The weaker-than-expected survey knocked the country's main share index and other Asian markets off early highs, and lopped around a quarter of a U.S. cent from the Australian dollar, which is often used as a proxy for Chinese risk.
The flash Markit/HSBC Purchasing Managers' Index (PMI) fell to an eight-month low of 48.1 in March from February's final reading of 48.5. The index has been below the 50 level since January, indicating a contraction in the sector this year.
Output and new orders both weakened but new export orders grew for the first time in four months, the survey showed, suggesting the slowdown has been driven primarily by weak domestic demand.
"Usually, for the month of March, the PMI will rebound, because after Chinese New Year, there should be some activity coming back, but this PMI is disappointing," said Wei Yao, China economist at Societe Generale in Hong Kong. "The government probably will have to provide some supporting measures."
"I think the slowdown is not over yet and our expectation is that the deceleration will continue into Q2," she added.
The CSI300 index of the leading Shanghai and Shenzhen A-share listings shed all its gains after the data, before recovering some ground, while Hong Kong shares pared early gains of more than 1.5 percent.
The Markit/HSBC PMI is weighted more towards smaller and private companies than the official index, which contains more large and state-owned firms and has showed slight but slowing growth in the first two months of this year.
Both the final Markit/HSBC manufacturing PMI and the official manufacturing PMI for March are due on April 1.

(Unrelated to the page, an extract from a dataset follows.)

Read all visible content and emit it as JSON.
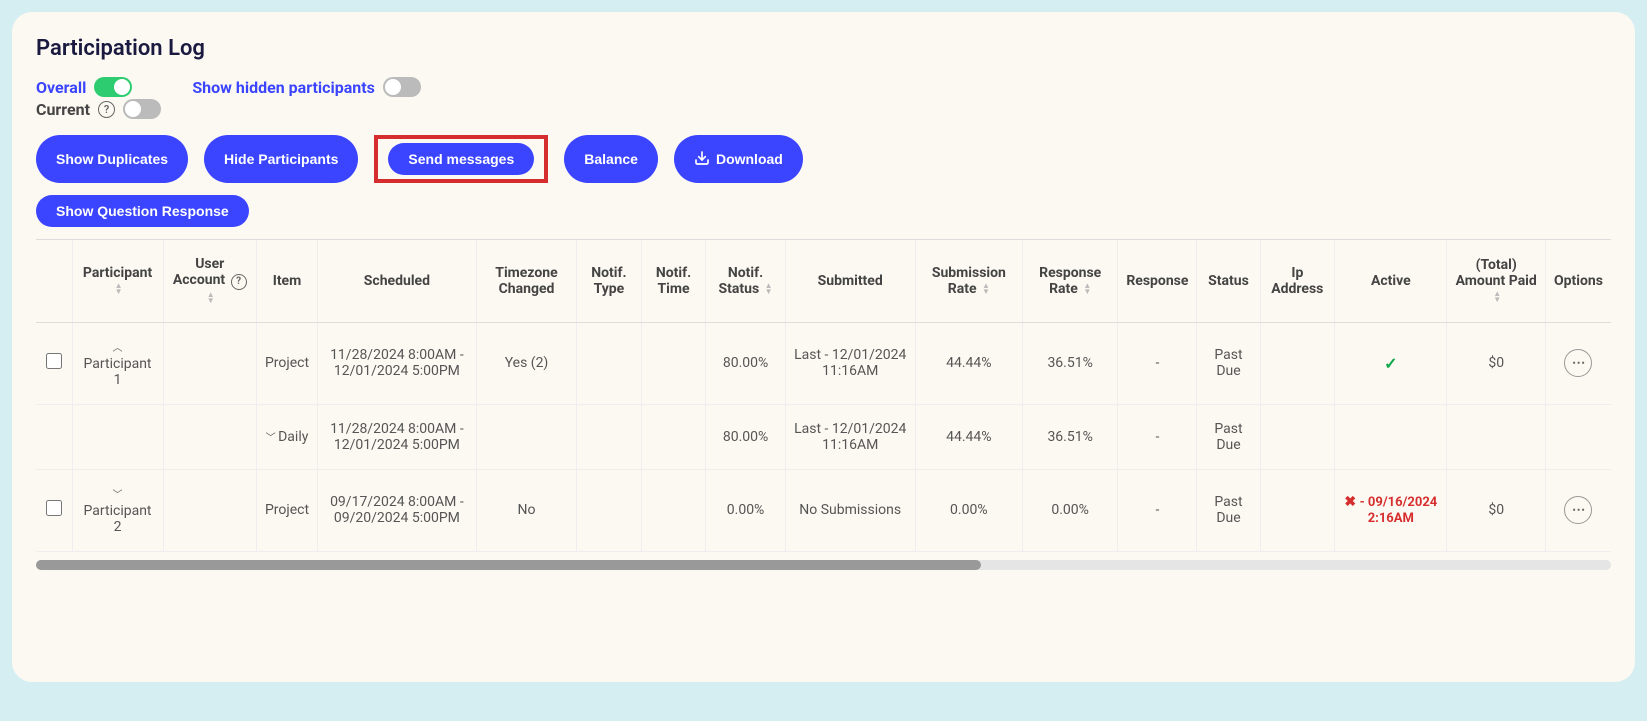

A string of weak economic indicators in China this year has reinforced concerns about a slowdown.
"We expect Beijing to launch a series of policy measures to stabilise growth. Likely options include lowering entry barriers for private investment, targeted spending on subways, air-cleaning and public housing, and guiding lending rates lower," said Hongbin Qu, chief China economist at HSBC, in a note accompanying the PMI data.
Earlier this month, sources told Reuters the central bank was prepared to loosen monetary policy in order to keep the economy growing at 7.5 percent. Last year, China's economy grew 7.7 percent, the same pace as in 2012.
And Premier Li Keqiang said last week investment and construction plans would be accelerated to ensure domestic demand expands at a stable rate.
Zhiwei Zhang, chief China economist at Nomura in Hong Kong, expects the central bank to cut its reserve requirement ratio in the second quarter and third quarter, which would free up funds for banks to lend, and perhaps adopt expansionary fiscal policy in order to keep growth from dropping below 7 percent.
Finance Minister Lou Jiwei has said a healthy labour market was more important than reaching the government's 2014 growth target of about 7.5 percent.
The Markit/HSBC PMI showed a substantial increase in the employment sub-index, though the number remained below 50. It is
one of the few indicators to measure the health of China's labour market, an area of priority for Beijing as it sees low unemployment as a means to maintain social stability.
"We don't expect a significant stimulus response from the authorities. The labour market, now policymakers' primary concern, remains healthy," Julian Evans-Pritchard, Asia Economist at Capital Economics in Singapore, said in a note.
The government wants to reduce the economy's dependence on exports and enhance the role of consumption but it is unclear how much growth it might be willing to sacrifice to achieve that goal.
Last week, the yuan fell to 13-month lows, which traders and analysts attributed in part to attempts by the central bank to curb betting on its appreciation. A weaker yuan could help exports, which stumbled in February.